First day: bus didn't come for older kids, I was not available immediately because I was 30 miles away, so I called and the bus dispatched a new bus for them. I called the school to insure they got there, they inform me "there is no way to find out if they are here or not". So, I made a trip up there and let them know they *better* know where my children are at all times. Troy got picked on, came home in tears.
Subsequent days: It was something everyday. I *knew* the kids needed to be back home, but I respected Chris' position. Troy's K teacher became increasingly frustrated with him being "needy". M's schedule got all messed up, and because she had been homeschooled they tried to put her in remedial classes (I did get that fixed and she went to gifted instead). I could go on and on, but Tucker was the only one doing "okay".
There was an immediate change in our home. Everyone was cranky. The older kids were picking up things unGodly at rapid speed. Their attitudes reflected as such. Troy would cry, a lot. I had a hard time getting cooperation with *anything* here at home. Troy became more clingy and would cry for his sister. We had seen a setback to wetting the bed, talking babytalk, and so forth.

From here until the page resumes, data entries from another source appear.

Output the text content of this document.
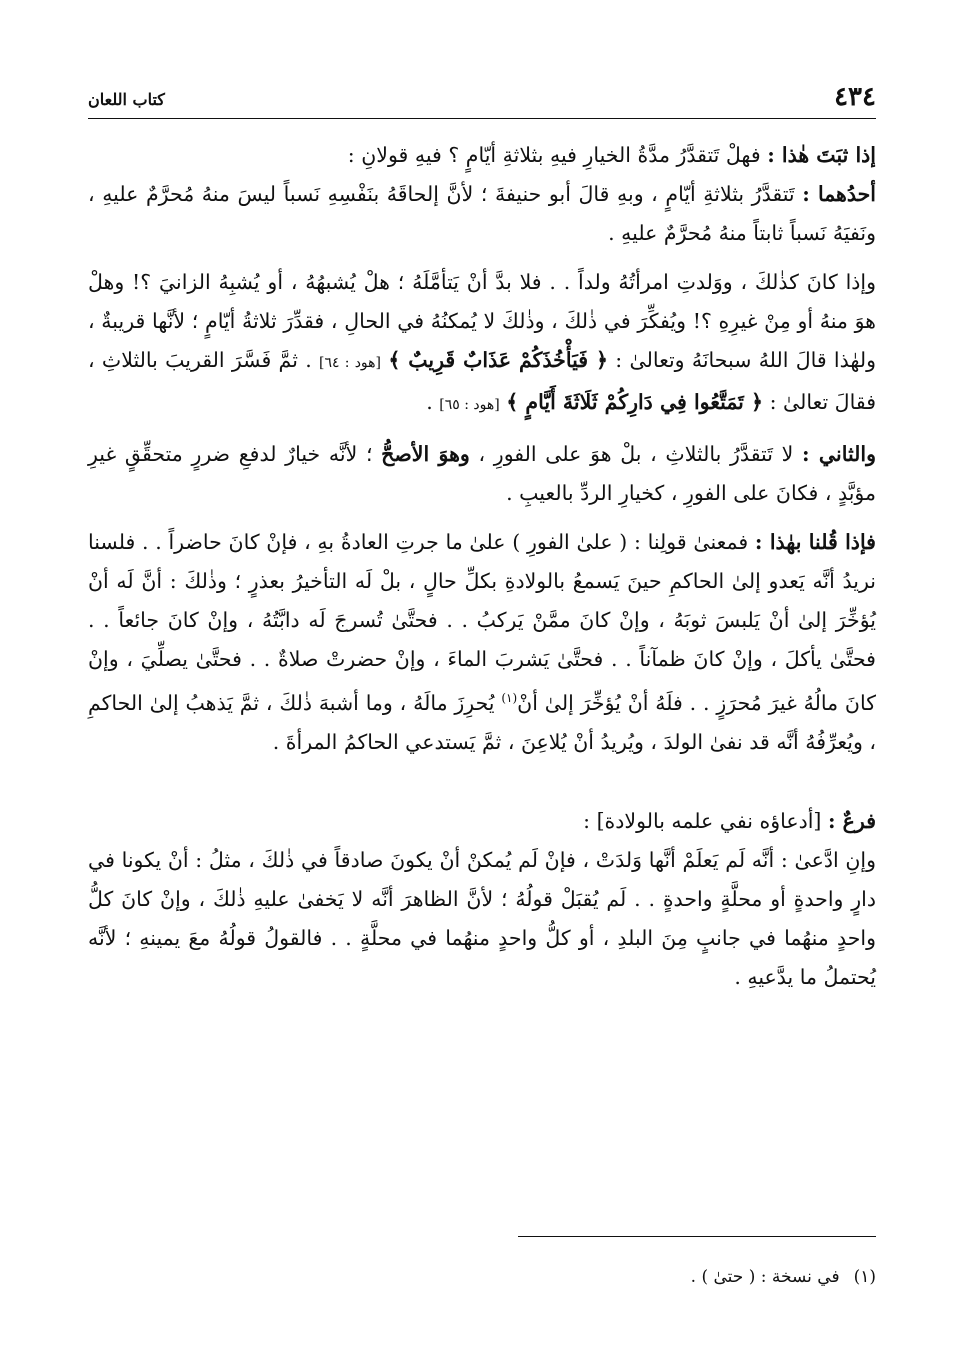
٤٣٤
كتاب اللعان

إذا ثبَتَ هٰذا : فهلْ تَتقدَّرُ مدَّةُ الخيارِ فيهِ بثلاثةِ أيّامٍ ؟ فيهِ قولانِ :

أحدُهما : تَتقدَّرُ بثلاثةِ أيّامٍ ، وبهِ قالَ أبو حنيفةَ ؛ لأنَّ إلحاقَهُ بنَفْسِهِ نَسباً ليسَ منهُ مُحرَّمٌ عليهِ ، ونَفيَهُ نَسباً ثابتاً منهُ مُحرَّمٌ عليهِ .

وإذا كانَ كذٰلكَ ، ووَلدتِ امرأتُهُ ولداً . . فلا بدَّ أنْ يَتأمَّلَهُ ؛ هلْ يُشبهُهُ ، أو يُشبِهُ الزانيَ ؟! وهلْ هوَ منهُ أو مِنْ غيرِهِ ؟! ويُفكِّرَ في ذٰلكَ ، وذٰلكَ لا يُمكنُهُ في الحالِ ، فقدِّرَ ثلاثةُ أيّامٍ ؛ لأنَّها قريبةٌ ، ولهٰذا قالَ اللهُ سبحانَهُ وتعالىٰ : ﴿ فَيَأْخُذَكُمْ عَذَابٌ قَرِيبٌ ﴾ [هود : ٦٤] . ثمَّ فَسَّرَ القريبَ بالثلاثِ ، فقالَ تعالىٰ : ﴿ تَمَتَّعُوا فِي دَارِكُمْ ثَلَاثَةَ أَيَّامٍ ﴾ [هود : ٦٥] .

والثاني : لا تَتقدَّرُ بالثلاثِ ، بلْ هوَ على الفورِ ، وهوَ الأصحُّ ؛ لأنَّه خيارٌ لدفعِ ضررٍ متحقِّقٍ غيرِ مؤبَّدٍ ، فكانَ على الفورِ ، كخيارِ الردِّ بالعيبِ .

فإذا قُلنا بهٰذا : فمعنىٰ قولِنا : ( علىٰ الفورِ ) علىٰ ما جرتِ العادةُ بهِ ، فإنْ كانَ حاضراً . . فلسنا نريدُ أنَّه يَعدو إلىٰ الحاكمِ حينَ يَسمعُ بالولادةِ بكلِّ حالٍ ، بلْ لَه التأخيرُ بعذرٍ ؛ وذٰلكَ : أنَّ لَه أنْ يُؤخِّرَ إلىٰ أنْ يَلبسَ ثوبَهُ ، وإنْ كانَ ممَّنْ يَركبُ . . فحتَّىٰ تُسرجَ لَه دابَّتُهُ ، وإنْ كانَ جائعاً . . فحتَّىٰ يأكلَ ، وإنْ كانَ ظمآناً . . فحتَّىٰ يَشربَ الماءَ ، وإنْ حضرتْ صلاةٌ . . فحتَّىٰ يصلِّيَ ، وإنْ كانَ مالُهُ غيرَ مُحرَزٍ . . فلَهُ أنْ يُؤخِّرَ إلىٰ أنْ$^{(١)}$ يُحرِزَ مالَهُ ، وما أشبهَ ذٰلكَ ، ثمَّ يَذهبُ إلىٰ الحاكمِ ، ويُعرِّفُهُ أنَّه قد نفىٰ الولدَ ، ويُريدُ أنْ يُلاعِنَ ، ثمَّ يَستدعي الحاكمُ المرأةَ .

فرعٌ : [أدعاؤه نفي علمه بالولادة] :

وإنِ ادَّعىٰ : أنَّه لَم يَعلَمْ أنَّها وَلدَتْ ، فإنْ لَم يُمكنْ أنْ يكونَ صادقاً في ذٰلكَ ، مثلُ : أنْ يكونا في دارٍ واحدةٍ أو محلَّةٍ واحدةٍ . . لَم يُقبَلْ قولُهُ ؛ لأنَّ الظاهرَ أنَّه لا يَخفىٰ عليهِ ذٰلكَ ، وإنْ كانَ كلُّ واحدٍ منهُما في جانبٍ مِنَ البلدِ ، أو كلُّ واحدٍ منهُما في محلَّةٍ . . فالقولُ قولُهُ معَ يمينهِ ؛ لأنَّه يُحتملُ ما يدَّعيهِ .

(١)في نسخة : ( حتىٰ ) .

That next Monday, Six days into the new school year, Chris called me to have lunch and told me he felt in his spirit that it was wrong for our children to be in school, and to go pull them out. He did have one thing he would allow, if they really honestly wanted to stay, they could. Only Tucker wanted to stay. We really struggled with this, but allowed him to stay with a "three strike" condition. Meaning, three things go wrong at home or at school, and we will pull him anyhow. He is on strike one, and has been beat up at school. Not good. But yet we allow him to stay, because we feel like his spirit will not be in the right place if we don't keep our end or if he doesn't make the decision to come home himself.
I can honestly say that we now know that it is 100% God's plan for us to homeschool. I know that this little experiment with public school has introduced things we never meant to open the doors to.